There are also approaches typified by symbolic reasoning and OWL-based reasoning. Germane unsupervised learning techniques include varying means of dimensionality reduction and clustering. Supervised learning applications include link predictions, which can be spurred by graph neural networks. There is an abundance of techniques for entity resolution to determine if an entity in one dataset is the same as or related to another entity in another dataset. Increasingly, these techniques rely on AI and machine learning. But the scale, complexities, and various distinctions between data in integration processes still require human effort alongside automation. We can expect this balance to shift towards full automation over the next 1-3 years as genAI finds its way into data integration solutions.

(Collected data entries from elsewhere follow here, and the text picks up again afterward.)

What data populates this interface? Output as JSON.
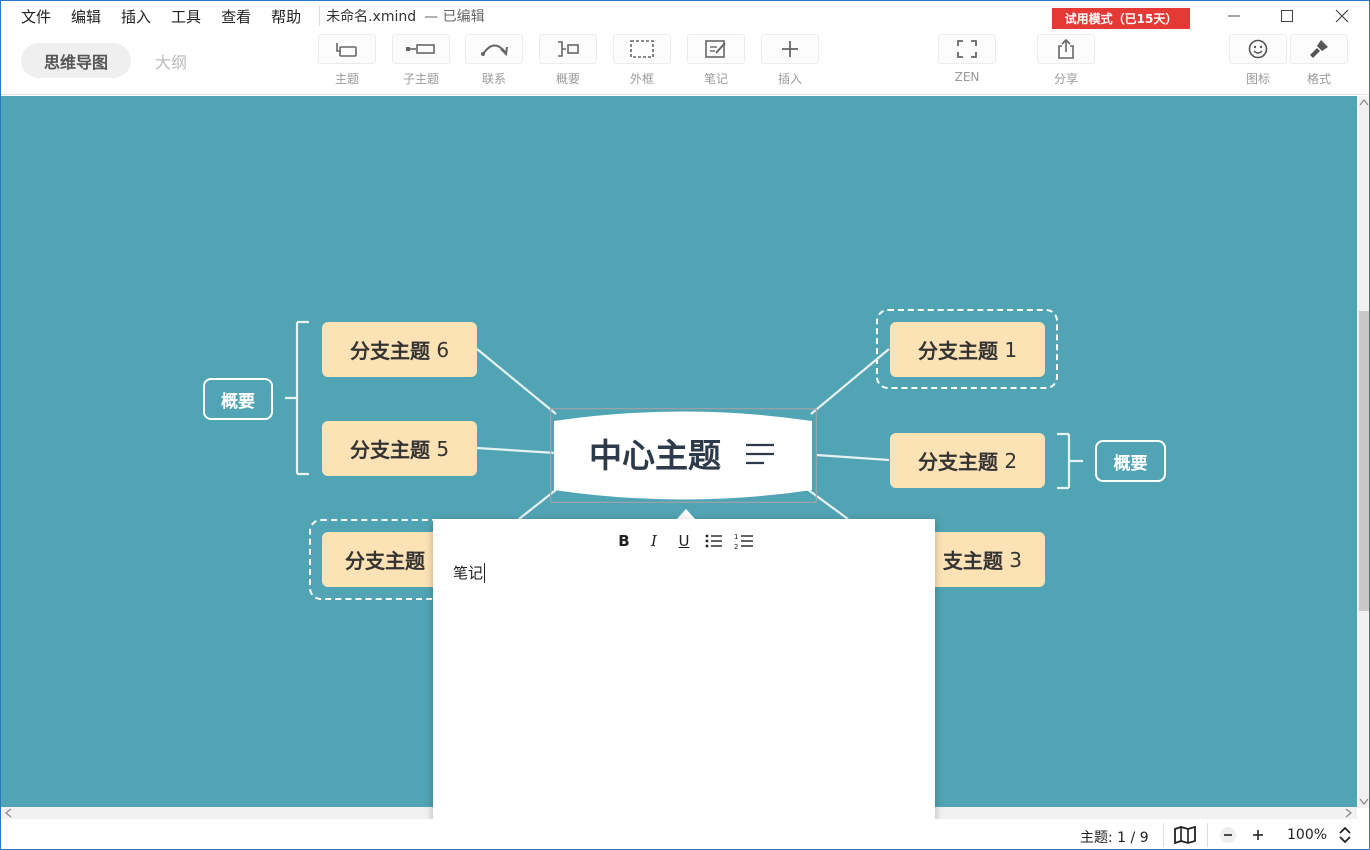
{
  "menu": [
    "文件",
    "编辑",
    "插入",
    "工具",
    "查看",
    "帮助"
  ],
  "document": {
    "title": "未命名.xmind",
    "status": "— 已编辑"
  },
  "trial_badge": "试用模式（已15天）",
  "view_tabs": {
    "mindmap": "思维导图",
    "outline": "大纲"
  },
  "toolbar": {
    "topic": "主题",
    "subtopic": "子主题",
    "relationship": "联系",
    "summary": "概要",
    "boundary": "外框",
    "note": "笔记",
    "insert": "插入",
    "zen": "ZEN",
    "share": "分享",
    "icon": "图标",
    "format": "格式"
  },
  "mindmap": {
    "central_topic": "中心主题",
    "branch_prefix": "分支主题",
    "branches": [
      {
        "id": 1,
        "num": "1"
      },
      {
        "id": 2,
        "num": "2"
      },
      {
        "id": 3,
        "num": "3"
      },
      {
        "id": 4,
        "num": ""
      },
      {
        "id": 5,
        "num": "5"
      },
      {
        "id": 6,
        "num": "6"
      }
    ],
    "summary_left": "概要",
    "summary_right": "概要",
    "branch3_visible": "支主题",
    "branch4_visible": "分支主题"
  },
  "note_editor": {
    "format_buttons": [
      "B",
      "I",
      "U"
    ],
    "text": "笔记"
  },
  "statusbar": {
    "topic_count": "主题: 1 / 9",
    "zoom": "100%"
  },
  "colors": {
    "canvas": "#51a4b4",
    "branch_fill": "#fde2b6",
    "trial_badge": "#e53935",
    "central_text": "#2d3a4a"
  }
}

The Benefits of Combining Data Meshes and Data Fabrics

The convergence of a data mesh and data fabric into a two-tiered, knowledge graph-powered architecture yields significant advantages. It minimizes the amount of ETL and ELT processing required for transforming data. Well-described semantically tagged data is also inherently reusable. Semantic technologies make data self-describing in natural language business terminology, so once domain experts introduce those descriptions as a model, they can be reused without limit within and across domains.

Lowered costs are another significant benefit. Because semantic data is reusable, organizations can spend less on cleansing raw data and wrangling it. The current costs of mapping, cleansing, and normalizing raw data are considerable; with semantics, this process needs to be done just once. These savings add up quickly. 

There are also temporal boons for this approach’s reduced time to value; after all, less time preparing data means faster access to analytics, insights, and business action. It also means there can be more data integrations supporting additional business cases without increasing data engineering resources. There’s also a heightened capacity to ascertain, manage, and interconnect relationships among disparate datasets. This benefit ensures better understanding of data’s importance for data discovery and data exploration, which enhances analytics and the value organizations can gain from it.

A Symbiotic Relationship and a New Era for Data Architecture

The concepts of data mesh and data fabric work well together to fulfill similar goals. They localize responsibility for data to business units without conventional centralization methods, creating curated, reusable data products across an enterprise. A data mesh incorporates a bottom-up approach to this task, while a data fabric’s approach is top-down. 

Uniting these approaches into a single architecture can usher in a new era of data architecture – particularly when their implementations are streamlined and their efficacy enhanced by the rich, self-describing nature of knowledge graphs.